To make mistakes even as a child and be punished for everything led me into believing my worth meant nothing. When I couldn’t do math at the age of 6, my uncle told me I will be nothing if I couldn’t memorise the times table. The teachers beat my buttock for nothing, I might add because I never learned what I didn’t want to learn. I was scared of failing for the first time and I had to get it right or die. It seemed as if that was the only way to do it. There were corrections to be done, sure and furthermore without guidance. Do you remember the teacher writing “correction” on your book without telling you how to do it? I do. Eventually, I would just take my classmates books and copy everything. If life would be that easy, I would copy your amazing lives. I needed to prove my worth right as a child all the time. Exhausting!
I became envious. Envious of my little friends who go it right the first time and who got it right the second time. They redeemed themselves. For people like me, who never got it right the first time or the tenth time, the die was cast.
I feel my childhood was robbed. Robbed because I wasn’t allowed to be a child. And right now I am not being allowed to be a woman. I am always supposed to know better by virtue of being a woman. I am not allowed to make mistakes and learn from them. And if I do, I am supposed to come out alive, survive the storm. I just can’t cry for help!
We glorify survival more than the process of survival. Women are strong they say, forgetting we can’t be strong without being weak and if we crumble in weakness we need a helping hand. Instead, we are met with judgement and shame. Survivors are praised for coming out alive, yet nobody wants to know how many sleepless nights swept by us, how many gallons of tears were let free and how many times, giving up was the only reasonable choice left. Failing is unpleasant but it’s not the end. And trying to hold on at the last straw isn’t for all of us! Sometimes, we just want to lay still and have the waves wash us ashore.
Acknowledging our limitations is not cowardice as cliché says.
Competition tires me. I was taught early to be the best, doing otherwise was punishable. So, I strived just to be the best. Aye, some of us will never be the best. It took me 30 years to realize that. Setting myself up for competitive situations that weren’t really mine is tiring.
For many a woman, this has turned us into people triapsing through life dodging and staying afloat trying not to drown. When we get no help or guidance on how to move, we make even the most obvious mistakes that could cause us more than life itself. We make our mothers’ mistakes. Mistakes we shouldn’t have to make. We continue to make these mistakes even as we mature late into our fifties. We still compete and dread failing.
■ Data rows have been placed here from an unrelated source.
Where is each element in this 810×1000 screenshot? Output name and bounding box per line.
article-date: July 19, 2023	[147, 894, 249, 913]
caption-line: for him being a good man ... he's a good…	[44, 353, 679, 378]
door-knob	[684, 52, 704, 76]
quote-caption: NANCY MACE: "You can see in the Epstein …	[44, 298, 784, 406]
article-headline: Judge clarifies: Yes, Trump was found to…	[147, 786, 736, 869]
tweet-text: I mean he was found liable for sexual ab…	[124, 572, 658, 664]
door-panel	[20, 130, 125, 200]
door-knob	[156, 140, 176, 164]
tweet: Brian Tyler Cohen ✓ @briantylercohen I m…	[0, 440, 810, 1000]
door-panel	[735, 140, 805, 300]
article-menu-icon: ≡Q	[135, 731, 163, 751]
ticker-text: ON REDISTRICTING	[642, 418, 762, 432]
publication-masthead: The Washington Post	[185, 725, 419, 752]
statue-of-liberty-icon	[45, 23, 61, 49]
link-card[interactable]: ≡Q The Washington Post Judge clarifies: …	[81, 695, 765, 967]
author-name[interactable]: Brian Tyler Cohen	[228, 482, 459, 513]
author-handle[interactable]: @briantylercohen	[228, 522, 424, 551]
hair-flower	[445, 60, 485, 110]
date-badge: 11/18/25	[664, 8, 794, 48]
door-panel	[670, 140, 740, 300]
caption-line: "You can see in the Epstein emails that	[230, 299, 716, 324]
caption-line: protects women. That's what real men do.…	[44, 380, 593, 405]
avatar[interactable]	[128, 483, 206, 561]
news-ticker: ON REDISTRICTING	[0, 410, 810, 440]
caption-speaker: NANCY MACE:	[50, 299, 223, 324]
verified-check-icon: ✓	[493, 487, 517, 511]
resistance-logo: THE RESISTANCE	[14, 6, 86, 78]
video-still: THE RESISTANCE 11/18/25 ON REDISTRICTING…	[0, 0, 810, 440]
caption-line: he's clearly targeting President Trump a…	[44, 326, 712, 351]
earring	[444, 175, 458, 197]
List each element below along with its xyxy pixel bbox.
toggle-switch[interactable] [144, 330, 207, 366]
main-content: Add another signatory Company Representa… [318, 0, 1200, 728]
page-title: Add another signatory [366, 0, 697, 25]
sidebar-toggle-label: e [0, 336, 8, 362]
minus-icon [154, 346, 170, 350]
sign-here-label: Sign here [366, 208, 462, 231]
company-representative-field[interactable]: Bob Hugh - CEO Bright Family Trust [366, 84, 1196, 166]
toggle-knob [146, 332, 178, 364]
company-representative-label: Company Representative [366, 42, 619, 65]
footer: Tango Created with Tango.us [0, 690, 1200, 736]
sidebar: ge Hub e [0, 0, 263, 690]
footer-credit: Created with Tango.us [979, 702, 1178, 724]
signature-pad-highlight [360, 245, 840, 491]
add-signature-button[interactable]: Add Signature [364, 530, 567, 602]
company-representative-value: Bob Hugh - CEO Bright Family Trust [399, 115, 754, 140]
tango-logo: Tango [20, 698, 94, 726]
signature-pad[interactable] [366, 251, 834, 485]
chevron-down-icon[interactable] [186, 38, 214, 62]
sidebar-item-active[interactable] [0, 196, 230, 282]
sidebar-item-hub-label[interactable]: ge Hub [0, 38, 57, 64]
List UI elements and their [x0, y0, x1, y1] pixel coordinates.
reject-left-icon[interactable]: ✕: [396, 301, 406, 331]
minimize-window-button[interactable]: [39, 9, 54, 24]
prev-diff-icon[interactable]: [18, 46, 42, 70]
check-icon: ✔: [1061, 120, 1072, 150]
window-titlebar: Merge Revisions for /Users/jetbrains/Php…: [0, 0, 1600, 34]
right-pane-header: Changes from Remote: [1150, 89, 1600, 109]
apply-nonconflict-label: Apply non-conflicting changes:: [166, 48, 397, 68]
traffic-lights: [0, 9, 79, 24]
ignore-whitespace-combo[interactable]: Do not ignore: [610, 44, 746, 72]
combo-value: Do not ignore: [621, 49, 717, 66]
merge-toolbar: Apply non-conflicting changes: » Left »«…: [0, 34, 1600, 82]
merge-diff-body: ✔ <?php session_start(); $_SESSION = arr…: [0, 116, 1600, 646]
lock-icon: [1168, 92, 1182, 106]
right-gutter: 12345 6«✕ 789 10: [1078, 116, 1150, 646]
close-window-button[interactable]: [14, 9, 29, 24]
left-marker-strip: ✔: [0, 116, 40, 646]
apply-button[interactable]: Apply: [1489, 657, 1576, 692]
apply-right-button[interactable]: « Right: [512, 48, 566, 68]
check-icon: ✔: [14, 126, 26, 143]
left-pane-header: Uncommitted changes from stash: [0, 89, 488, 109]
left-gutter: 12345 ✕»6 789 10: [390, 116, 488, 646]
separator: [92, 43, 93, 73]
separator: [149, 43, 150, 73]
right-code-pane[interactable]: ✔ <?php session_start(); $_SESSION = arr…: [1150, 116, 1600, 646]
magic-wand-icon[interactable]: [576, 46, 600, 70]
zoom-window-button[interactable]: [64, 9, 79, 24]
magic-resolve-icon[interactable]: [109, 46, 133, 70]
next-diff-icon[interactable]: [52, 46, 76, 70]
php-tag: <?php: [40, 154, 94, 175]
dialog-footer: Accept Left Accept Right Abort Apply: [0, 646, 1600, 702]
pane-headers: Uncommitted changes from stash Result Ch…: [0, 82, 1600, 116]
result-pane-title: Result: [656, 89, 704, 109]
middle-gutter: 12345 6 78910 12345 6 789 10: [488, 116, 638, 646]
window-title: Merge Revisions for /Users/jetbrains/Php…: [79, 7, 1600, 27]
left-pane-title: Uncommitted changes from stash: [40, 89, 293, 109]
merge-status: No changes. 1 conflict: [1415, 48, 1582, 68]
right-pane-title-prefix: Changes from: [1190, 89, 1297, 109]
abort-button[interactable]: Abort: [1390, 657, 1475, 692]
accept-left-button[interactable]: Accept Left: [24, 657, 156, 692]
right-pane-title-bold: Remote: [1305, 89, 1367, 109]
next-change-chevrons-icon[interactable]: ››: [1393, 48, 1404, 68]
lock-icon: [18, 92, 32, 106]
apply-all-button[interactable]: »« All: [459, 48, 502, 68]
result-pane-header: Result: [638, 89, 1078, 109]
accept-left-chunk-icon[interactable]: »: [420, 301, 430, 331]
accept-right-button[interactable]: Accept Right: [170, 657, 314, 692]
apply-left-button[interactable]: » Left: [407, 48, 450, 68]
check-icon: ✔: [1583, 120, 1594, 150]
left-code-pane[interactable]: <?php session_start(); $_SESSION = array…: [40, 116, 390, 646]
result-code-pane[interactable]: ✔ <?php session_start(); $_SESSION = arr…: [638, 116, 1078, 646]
We have to go back. We have to take steps back from where we came from and if we can’t we have to allow ourselves to be human and relearn. Maybe then, only then, can we really learn from our mistakes and do better for ourselves.
Sometimes neglected children grow into needy adults. We seek what we never had. We jump through every mountain to view the other side only to realise the lee side is just like the side we are standing on. We seek little children in our adult souls. We want to get it right the first time and impress ourselves and others. To feel worthy of ourselves through the eyes of others. We almost always seek in the wrong places. In places where nothing resides. We seek things in people who have nothing to give, in jobs that exhaust us, in marriages and friendships that steal our survival and give us nothing in return.
Allow yourself to make mistakes but also allow yourself to learn from them. Allow yourself to fail and survive but also allow yourself to stop fighting. Some mistakes are better off not repeated. Some struggles are better off watched from a distance. And some survivals need a hand. Ask for help!
So what if you are not like them? So what?